How fresh is your fish? Boat-to-table fishermen (and -women) alert chefs to their latest catches via smartphones. (Photo: courtesy of Rimrack)
Aug 11, 2011
A six-time grantee of the National Geographic Expeditions Council, Jon writes about all things ocean.

One of the oldest tricks in the fish monger’s world is trotting out the notion that the cod, snapper, flounder or mahi mahi you are about to be served is “fresh today.”

In too many cases that translates into "the fish just arrived in the supermarket or restaurant this morning by truck or plane from some distant place." The reality, of course, is that the fish was most likely plucked from a farm or raised in nets from the sea many, many weeks before. I once sat in a salmon broker’s office at a fish farm in the south of Chile while she held out for higher prices as the fish sat on ice on a Santiago runway, waiting, ultimately for days, to be delivered.

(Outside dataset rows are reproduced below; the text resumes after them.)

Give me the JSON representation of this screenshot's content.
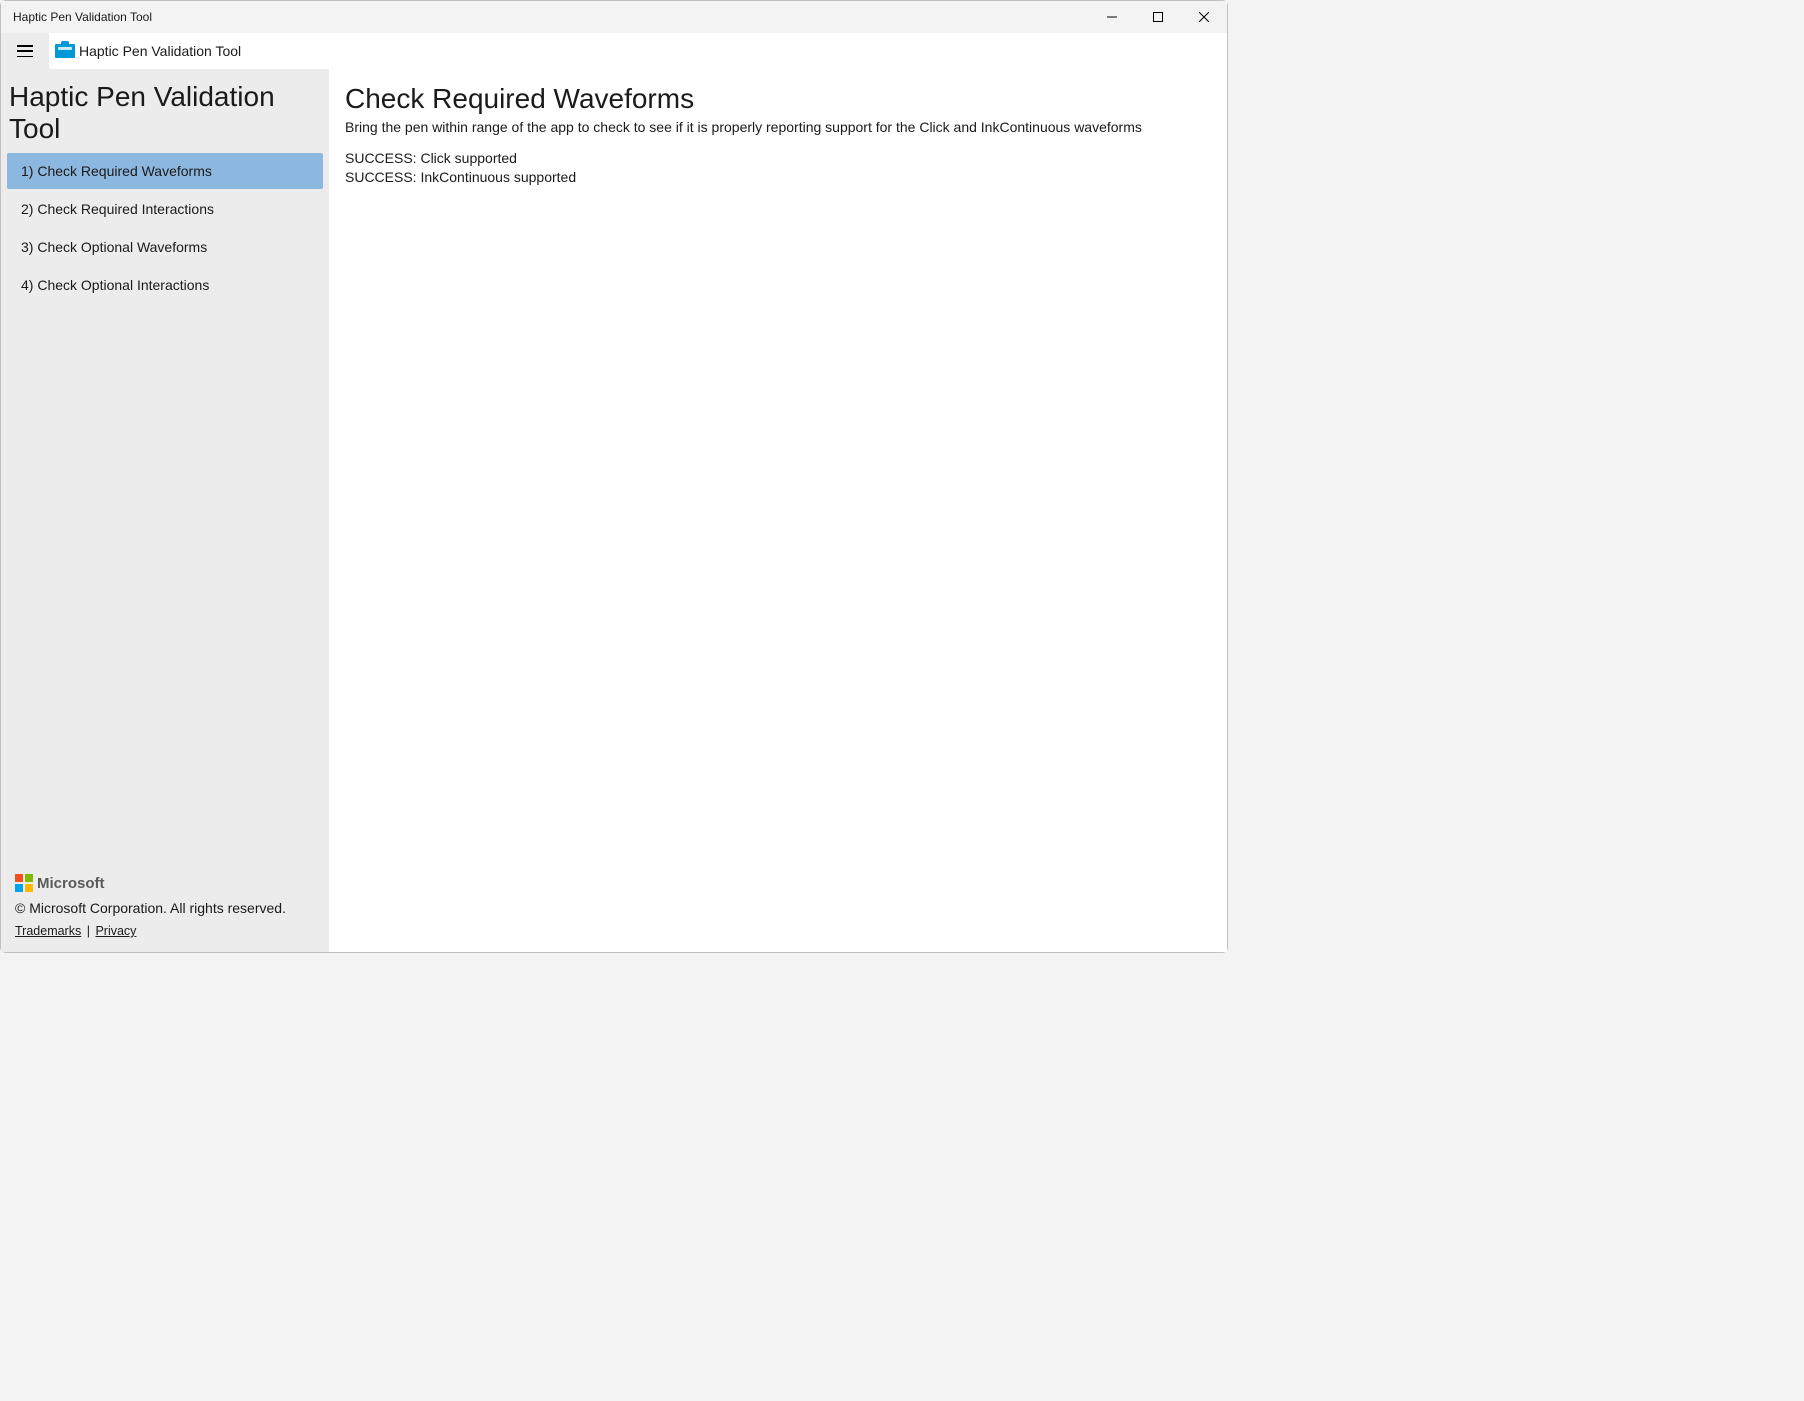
{
  "window": {
    "title": "Haptic Pen Validation Tool"
  },
  "header": {
    "app_title": "Haptic Pen Validation Tool"
  },
  "sidebar": {
    "heading": "Haptic Pen Validation Tool",
    "items": [
      {
        "label": "1) Check Required Waveforms",
        "selected": true
      },
      {
        "label": "2) Check Required Interactions",
        "selected": false
      },
      {
        "label": "3) Check Optional Waveforms",
        "selected": false
      },
      {
        "label": "4) Check Optional Interactions",
        "selected": false
      }
    ],
    "footer": {
      "brand": "Microsoft",
      "copyright": "© Microsoft Corporation. All rights reserved.",
      "trademarks": "Trademarks",
      "privacy": "Privacy",
      "sep": "|"
    }
  },
  "main": {
    "heading": "Check Required Waveforms",
    "description": "Bring the pen within range of the app to check to see if it is properly reporting support for the Click and InkContinuous waveforms",
    "results": [
      "SUCCESS: Click supported",
      "SUCCESS: InkContinuous supported"
    ]
  }
}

Thanks to some novel and enterprising partnerships between fishermen and chefs around the sea borders of the U.S.—literally from Maine to Alaska—some restaurants and fish sellers are now guaranteeing that the fish on your plate or in your cloth bag on its way home was swimming free just hours before.

Relying on the best of social media and digital technologies, fishermen are going so far as to send chefs texts with photos of what they’ve just hauled in as a way to help them shape their “fish du jour” menus.

In Rhode Island a successful “boat-to-table” operation is called Trace and Trust; in Gold Beach, Oregon, it’s Fish Direct; in Rye Harbor, New Hampshire, it is a family business called Rimrack, run by Mike and Padi Anderson, and in Seabrook Beach, New Hampshire, the husband and wife fishing team of Carolyn and Ed Eastman deliver their catch directly to Community Supported Fisheries, which operate just like CSA farms around the country.

Traceability has become a big trend in the sustainable seafood conversation. Several of the big ocean environmental groups have initiated programs to try to insure you know exactly where your fish comes from—Oceana’s “Seafood Fraud” campaign—is a great example. But it is still a challenge for most consumers. I asked the waitress in a mid-sized Midwestern town recently if she knew where the Tilapia on the menu came from and she said no, but that she would find out. She returned five minutes later, having dug the box the fish arrived in out of the garbage. “Ecuador,” she said, proud to have an answer. (Which was okay; Tilapia is generally okay as long as it’s not from farms in China or Taiwan.)

Yet that’s hardly the same dining experience as knowing that the squid or striped bass on your plate was caught that morning in the cold Atlantic.

The Trace and Trust program operating in Rhode Island seems to be making everyone happy. The fishermen no longer have to deal with middlemen/wholesalers but can sell directly to restaurants, chefs get the most fresh fish available, and customers truly get the best-tasting fish possible.

As well as knowing what fish are on the way, the new technology also allows fishermen to keep chefs apprised of what’s not available, so that if it’s been a slow week on the high seas for cod, for example, it can be taken off the menu rather than forcing restaurants to sell weeks old, frozen fish.

Trace and Trust was established less than a year ago, with a goal of encouraging a market for local, sustainable seafood. It was the brainchild of a trio of fishermen and a business consultant. “We got tired of seeing all of our fish leave Rhode Island,” says one of the fishermen, Steve Arnold.

It is the high-tech angle that makes this story so au courant. The direct-to-table fishermen admit the most important tool on their boats today may be their smartphones. Some are watching the Twitter and Facebook feeds by local chefs to be more knowledgeable about their needs. As they are heading back into port they are texting pictures from the back of their boats directly to kitchens.

At their end the restaurants are often getting fish that costs less—because the processor/distributor and his fees have been cut out—and tastes better, insuring return customers.

Boston restaurateur Jose Duarte (Taranta) has taken technology to another limit, creating 2-D bar codes for the fish he serves—known as QR codes, prominently used in Japan and across Europe for tracing inventory—that are silkscreened onto dinner plates using squid ink. The code is then tracked by the Trace and Trust website, which lets users (and Taranta diners) know who caught the fish, when it was caught and the method of harvest. Finally, a use for smartphones at the dinner table that we don't mind at all.